19.2.12

Bagagem

Quando Tatiana surgiu no começo da rua, primeiro vi um ponto verde em meio ao intenso branco da neve e, depois, fui distinguindo seu velho gorro em forma de sapo. Antes mesmo que ela alcançasse o quintal de minha casa, vesti o casaco e saí correndo pela porta da frente, deixando-a aberta (para desgosto de minha mãe).

- Oi - parei a mais ou menos 1 metro dela e sorri, ofegante.

Ela parou de caminhar e lançou um olhar grave. Meu coração acelerou.

- Oi - respondeu, timidamente.

Havia dois dias que eu esperava ansiosamente por aquela visita. Na verdade, não sabia realmente se haveria uma visita. Talvez fosse um telefonema, talvez uma carta. Talvez apenas um e-mail. Talvez até mesmo nada. Mas depois de 48 horas de pura agonia e especulação, lá estava ela, olhando diretamente para mim.

- Você... er... leu minha carta? - perguntei, depois de alguns longos segundos de silêncio.

Ela confirmou com a cabeça e abriu a boca para falar. Nada saiu.
Em instantes, seu rosto ficou muito vermelho.

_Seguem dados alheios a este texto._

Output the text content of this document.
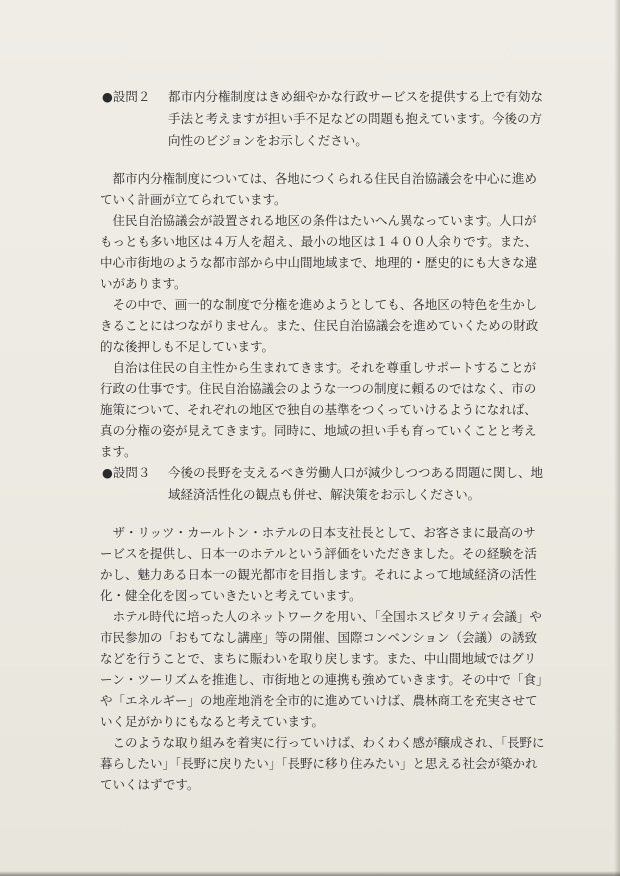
●設問２	都市内分権制度はきめ細やかな行政サービスを提供する上で有効な
手法と考えますが担い手不足などの問題も抱えています。今後の方
向性のビジョンをお示しください。
　都市内分権制度については、各地につくられる住民自治協議会を中心に進め
ていく計画が立てられています。
　住民自治協議会が設置される地区の条件はたいへん異なっています。人口が
もっとも多い地区は４万人を超え、最小の地区は１４００人余りです。また、
中心市街地のような都市部から中山間地域まで、地理的・歴史的にも大きな違
いがあります。
　その中で、画一的な制度で分権を進めようとしても、各地区の特色を生かし
きることにはつながりません。また、住民自治協議会を進めていくための財政
的な後押しも不足しています。
　自治は住民の自主性から生まれてきます。それを尊重しサポートすることが
行政の仕事です。住民自治協議会のような一つの制度に頼るのではなく、市の
施策について、それぞれの地区で独自の基準をつくっていけるようになれば、
真の分権の姿が見えてきます。同時に、地域の担い手も育っていくことと考え
ます。
●設問３	今後の長野を支えるべき労働人口が減少しつつある問題に関し、地
域経済活性化の観点も併せ、解決策をお示しください。
　ザ・リッツ・カールトン・ホテルの日本支社長として、お客さまに最高のサ
ービスを提供し、日本一のホテルという評価をいただきました。その経験を活
かし、魅力ある日本一の観光都市を目指します。それによって地域経済の活性
化・健全化を図っていきたいと考えています。
　ホテル時代に培った人のネットワークを用い、「全国ホスピタリティ会議」や
市民参加の「おもてなし講座」等の開催、国際コンベンション（会議）の誘致
などを行うことで、まちに賑わいを取り戻します。また、中山間地域ではグリ
ーン・ツーリズムを推進し、市街地との連携も強めていきます。その中で「食」
や「エネルギー」の地産地消を全市的に進めていけば、農林商工を充実させて
いく足がかりにもなると考えています。
　このような取り組みを着実に行っていけば、わくわく感が醸成され、「長野に
暮らしたい」「長野に戻りたい」「長野に移り住みたい」と思える社会が築かれ
ていくはずです。
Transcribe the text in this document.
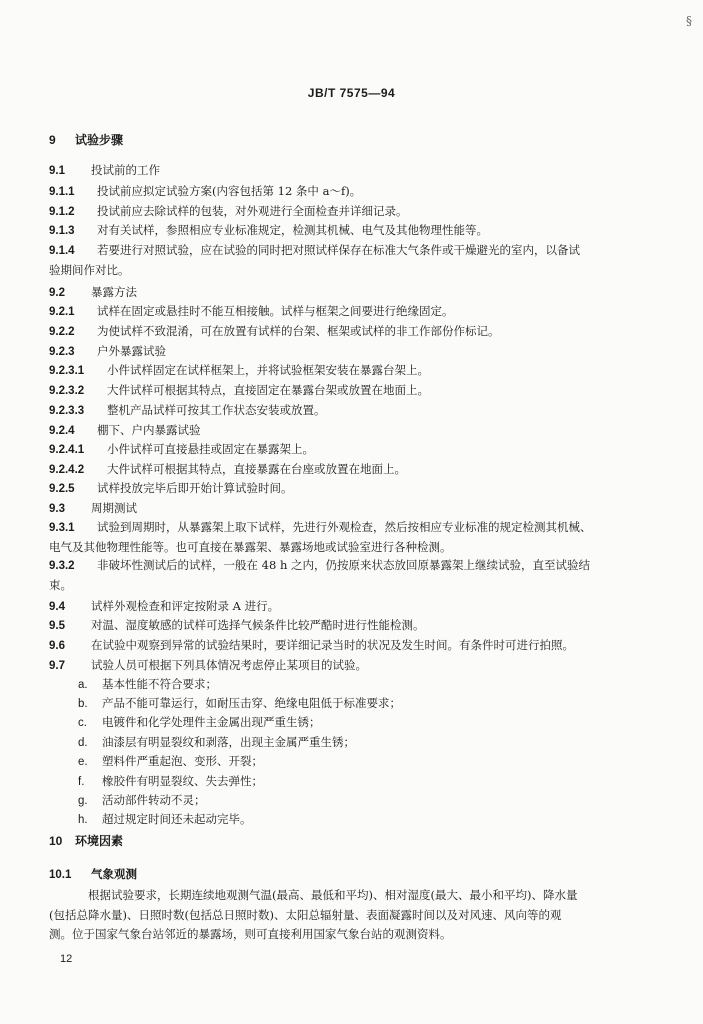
§
JB/T 7575—94
9 试验步骤
9.1 投试前的工作
9.1.1 投试前应拟定试验方案(内容包括第 12 条中 a～f)。
9.1.2 投试前应去除试样的包装，对外观进行全面检查并详细记录。
9.1.3 对有关试样，参照相应专业标准规定，检测其机械、电气及其他物理性能等。
9.1.4 若要进行对照试验，应在试验的同时把对照试样保存在标准大气条件或干燥避光的室内，以备试
验期间作对比。
9.2 暴露方法
9.2.1 试样在固定或悬挂时不能互相接触。试样与框架之间要进行绝缘固定。
9.2.2 为使试样不致混淆，可在放置有试样的台架、框架或试样的非工作部份作标记。
9.2.3 户外暴露试验
9.2.3.1 小件试样固定在试样框架上，并将试验框架安装在暴露台架上。
9.2.3.2 大件试样可根据其特点，直接固定在暴露台架或放置在地面上。
9.2.3.3 整机产品试样可按其工作状态安装或放置。
9.2.4 棚下、户内暴露试验
9.2.4.1 小件试样可直接悬挂或固定在暴露架上。
9.2.4.2 大件试样可根据其特点，直接暴露在台座或放置在地面上。
9.2.5 试样投放完毕后即开始计算试验时间。
9.3 周期测试
9.3.1 试验到周期时，从暴露架上取下试样，先进行外观检查，然后按相应专业标准的规定检测其机械、
电气及其他物理性能等。也可直接在暴露架、暴露场地或试验室进行各种检测。
9.3.2 非破坏性测试后的试样，一般在 48 h 之内，仍按原来状态放回原暴露架上继续试验，直至试验结
束。
9.4 试样外观检查和评定按附录 A 进行。
9.5 对温、湿度敏感的试样可选择气候条件比较严酷时进行性能检测。
9.6 在试验中观察到异常的试验结果时，要详细记录当时的状况及发生时间。有条件时可进行拍照。
9.7 试验人员可根据下列具体情况考虑停止某项目的试验。
a. 基本性能不符合要求；
b. 产品不能可靠运行，如耐压击穿、绝缘电阻低于标准要求；
c. 电镀件和化学处理件主金属出现严重生锈；
d. 油漆层有明显裂纹和剥落，出现主金属严重生锈；
e. 塑料件严重起泡、变形、开裂；
f. 橡胶件有明显裂纹、失去弹性；
g. 活动部件转动不灵；
h. 超过规定时间还未起动完毕。
10 环境因素
10.1 气象观测
根据试验要求，长期连续地观测气温(最高、最低和平均)、相对湿度(最大、最小和平均)、降水量
(包括总降水量)、日照时数(包括总日照时数)、太阳总辐射量、表面凝露时间以及对风速、风向等的观
测。位于国家气象台站邻近的暴露场，则可直接利用国家气象台站的观测资料。
12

Ela retirou um pacotinho de pano do bolso do casaco e enfiou na minha mão. Havia um punhado de bolinhas de chocolate dentro dele.

- Eu não posso namorar até completar 18 anos. - ela disse, com a voz trêmula e o rosto ainda mais vermelho - Mas o chocolate vai ajudar você a não ficar triste. Minha mãe que disse.

Não havia chocolate no mundo que pudesse amenizar a tristeza que inundou meu peito naquele momento. Mas me forcei a sorrir e, antes que pudesse dizer alguma coisa, vi ela se virar e correr para longe.

Senti o abandono e a solidão congelarem meus ossos. Sobrou apenas neve e tudo ficou branco. Um branco puro, limpo e claro. Tão claro que fazia doer os olhos.

Por isso, demorei até conseguir visualizar o rosto de Alex no fim do corredor. O vestido branco refletia o belo Sol de primavera e balançava com leveza ao ritmo da brisa. A marcha nupcial soou bonita e imponente. Todas as cabeças estavam voltadas para ela, enquanto caminhava lentamente sob murmúrios de elogio e admiração. Alex era adorada por cada dos presentes, inclusive entre os meus convidados.

Quando nossos olhares se encontraram, meu coração ficou morno e calmo. Havia nela tudo o que eu poderia desejar em uma mulher: beleza, inteligência, bom humor, sinceridade. A mesma mulher por quem chorei e senti raiva dezenas de vezes. Ela, que me magoou em diversas discussões e acabou com cada gota de orgulho que eu possuía. Mesmo assim, não havia dúvidas: Alex era a mulher da minha vida.

De repente, eu não me sentia nervoso ou ansioso. Não sentia absolutamente nada além de tranquilidade e alegria

Quanto a Tatiana, ouvi uma única notícia sobre ela depois daquele episódio em minha rua. Tínhamos 16 anos e já não estudávamos na mesma escola. Ela havia fugido com um namorado e a vizinhança toda ficou aflita. Na noite em que ouvi a notícia, pensei em Paula, minha nova paixão, com a certeza tola de que ela nunca me machucaria.